I love the man who raised me. He will always be my dad. He provided for me, loved me, and sacrificed for me. Yet despite my sweet childhood, I am adamantly against “donor” conception.
We were faced with this as our only option for a child. Donor sperm; and we would not know who the donor was. I couldn’t do this. I would have gone crazy wondering who the father was. And I couldn’t imagine how my off-spring may feel if it was them. I yearned and ached for a family, for a baby. But this was not enough to risk someone having to live with my desires and the outcome of being a donor sperm baby. It would not have been a ‘win-win’ for me and my husband, not really. It would have been a ‘win-win’ for me, but my husband would have always been slightly on the outside, I felt.
And then there was my faith. If God had given me this man to be united with, and he couldn’t give me children, then I would have been forcing God’s hand and not trusting that this union was the best for me, despite the pain… which never really let up. And I had friends who just had babies to complete their lives, without any husband or father, by choice. And I felt that If I did this, it would have been not a lot different and a selfish direction. I may as well have just gone and picked some donor somewhere as one of them did and at least I would have known who he was. But since I had made my vow to my husband, this would have been a very wrong betrayal of him and my God.
Thank you for your story. It helps me to accept a little that my sacrifice of making the choice I did, may have been right and best. I don’t judge your parents because I know how much pain is there, trying year after year to have a family and how much we can desire to love and cherish a baby of our own. But for me, I can take courage from your story and others.
Thank you for doing the hard thing, sacrificing your own desires, so that a child was not forced to sacrifice their rights. You’re right, there’s so much pain in infertility. I hope that you have found outlets for the gifts of nurturing and love that you have to offer. No doubt there are so many children who would greatly benefit from it. Thank you for commenting.
Katy,
May I ask why you feel it’s the responsibility of those unable to have kids to take care of kids that aren’t theirs?
Just because someone cannot have their own biological children doesn’t give them the right to “buy” a child. If raising children is what a person wants to experience adoption is suitable.
Again why is it the infertile couples responsibility to adopt the children fertile couples refuse too?
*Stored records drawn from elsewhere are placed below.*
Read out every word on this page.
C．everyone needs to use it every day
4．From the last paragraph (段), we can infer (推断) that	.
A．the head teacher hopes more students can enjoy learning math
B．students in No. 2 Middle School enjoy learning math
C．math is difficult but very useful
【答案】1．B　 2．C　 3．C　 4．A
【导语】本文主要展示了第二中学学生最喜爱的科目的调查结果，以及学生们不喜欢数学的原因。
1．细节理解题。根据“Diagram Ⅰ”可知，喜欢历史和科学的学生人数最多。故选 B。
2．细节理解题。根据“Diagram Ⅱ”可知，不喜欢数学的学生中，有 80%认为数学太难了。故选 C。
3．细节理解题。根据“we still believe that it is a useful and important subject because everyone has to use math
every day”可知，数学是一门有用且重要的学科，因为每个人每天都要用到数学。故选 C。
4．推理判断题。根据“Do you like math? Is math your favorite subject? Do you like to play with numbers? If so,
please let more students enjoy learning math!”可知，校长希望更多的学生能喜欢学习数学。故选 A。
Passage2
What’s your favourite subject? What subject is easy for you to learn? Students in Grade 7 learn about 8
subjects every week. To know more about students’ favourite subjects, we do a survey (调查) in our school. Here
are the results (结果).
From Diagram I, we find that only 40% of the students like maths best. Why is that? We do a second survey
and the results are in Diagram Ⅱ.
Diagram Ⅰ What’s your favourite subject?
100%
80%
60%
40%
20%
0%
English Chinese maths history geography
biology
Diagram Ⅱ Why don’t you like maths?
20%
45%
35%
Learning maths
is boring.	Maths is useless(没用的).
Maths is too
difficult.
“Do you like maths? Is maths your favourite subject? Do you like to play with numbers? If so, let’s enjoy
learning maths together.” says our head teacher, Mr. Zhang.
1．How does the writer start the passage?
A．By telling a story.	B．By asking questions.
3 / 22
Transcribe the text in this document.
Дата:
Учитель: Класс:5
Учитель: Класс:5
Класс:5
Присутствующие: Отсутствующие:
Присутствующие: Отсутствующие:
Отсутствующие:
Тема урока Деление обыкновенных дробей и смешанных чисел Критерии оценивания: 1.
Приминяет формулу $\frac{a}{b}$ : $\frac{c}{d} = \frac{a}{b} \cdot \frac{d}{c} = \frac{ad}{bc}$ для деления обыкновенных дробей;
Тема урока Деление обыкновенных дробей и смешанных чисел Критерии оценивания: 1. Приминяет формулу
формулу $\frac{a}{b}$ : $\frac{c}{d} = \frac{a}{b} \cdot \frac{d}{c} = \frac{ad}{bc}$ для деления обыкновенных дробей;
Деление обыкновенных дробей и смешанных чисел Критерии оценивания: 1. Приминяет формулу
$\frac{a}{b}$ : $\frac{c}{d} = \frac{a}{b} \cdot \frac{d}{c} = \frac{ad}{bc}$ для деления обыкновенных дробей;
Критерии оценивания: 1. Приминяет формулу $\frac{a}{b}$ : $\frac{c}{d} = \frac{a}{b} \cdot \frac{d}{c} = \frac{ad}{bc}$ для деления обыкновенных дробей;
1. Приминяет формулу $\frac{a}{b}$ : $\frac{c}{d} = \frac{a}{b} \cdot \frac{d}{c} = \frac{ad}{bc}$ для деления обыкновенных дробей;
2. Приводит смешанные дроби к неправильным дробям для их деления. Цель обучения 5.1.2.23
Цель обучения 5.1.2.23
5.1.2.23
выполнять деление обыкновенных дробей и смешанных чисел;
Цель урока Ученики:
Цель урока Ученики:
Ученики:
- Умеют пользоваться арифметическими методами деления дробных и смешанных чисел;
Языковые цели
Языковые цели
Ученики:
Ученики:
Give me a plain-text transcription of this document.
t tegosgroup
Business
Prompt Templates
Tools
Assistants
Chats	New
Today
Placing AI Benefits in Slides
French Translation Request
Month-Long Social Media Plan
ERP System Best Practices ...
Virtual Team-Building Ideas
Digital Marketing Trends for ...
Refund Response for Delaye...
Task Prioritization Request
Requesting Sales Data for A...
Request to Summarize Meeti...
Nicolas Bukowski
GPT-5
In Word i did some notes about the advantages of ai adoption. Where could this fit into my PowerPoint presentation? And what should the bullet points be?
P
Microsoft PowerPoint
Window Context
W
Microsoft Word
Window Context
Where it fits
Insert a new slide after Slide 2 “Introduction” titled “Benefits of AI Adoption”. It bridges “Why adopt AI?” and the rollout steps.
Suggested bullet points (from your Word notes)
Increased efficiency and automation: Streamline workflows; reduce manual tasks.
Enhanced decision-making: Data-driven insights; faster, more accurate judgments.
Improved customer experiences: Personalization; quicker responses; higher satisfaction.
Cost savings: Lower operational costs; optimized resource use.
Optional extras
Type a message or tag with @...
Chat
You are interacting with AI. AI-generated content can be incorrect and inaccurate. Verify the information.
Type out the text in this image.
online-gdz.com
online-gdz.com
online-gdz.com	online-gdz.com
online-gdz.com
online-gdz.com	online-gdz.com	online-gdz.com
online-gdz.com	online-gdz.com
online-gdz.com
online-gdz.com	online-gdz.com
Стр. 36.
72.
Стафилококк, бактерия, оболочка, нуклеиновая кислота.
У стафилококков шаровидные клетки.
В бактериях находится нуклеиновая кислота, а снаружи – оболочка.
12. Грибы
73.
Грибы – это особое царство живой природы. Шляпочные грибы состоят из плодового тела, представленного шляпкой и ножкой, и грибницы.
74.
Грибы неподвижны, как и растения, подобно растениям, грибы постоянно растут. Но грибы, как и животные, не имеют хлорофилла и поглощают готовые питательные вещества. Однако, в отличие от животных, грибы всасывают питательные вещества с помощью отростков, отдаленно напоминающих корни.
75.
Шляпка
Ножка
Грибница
G, she may have meant tutoring, mentoring, being a friend to children in many other ways. It could be s blessing to her AND the children she elects to nurture.
Wow! I cannot say enough how much I admire you for this stance! I am not donor conceived, but my mom married a man not my father while pregnant with me and passed him off as my biological dad for the first 14 years of my life. I spent decades healing from this betrayal, and part of my return to wholeness has been establishing a relationship with my biological dad. Having had a mom who put her desires before my welfare, hearing sacrificial stories like yours makes my heart overflow with gratitude!
I am childless by choice. I considered IVF in my mid-late 30’s and rejected the idea for the reason that I would have been denying this child the natural right to its biological father. I did not have intense yearning for a child so the decision was easy for me. I met my now husband in my early 40’s. In my mid 50’s I felt an emptiness I simply cannot describe due to not having my own children. I have great stepchildren and grandchildren, and after a few months realised that I am grateful for what I have in front of me, and to accept what was behind me.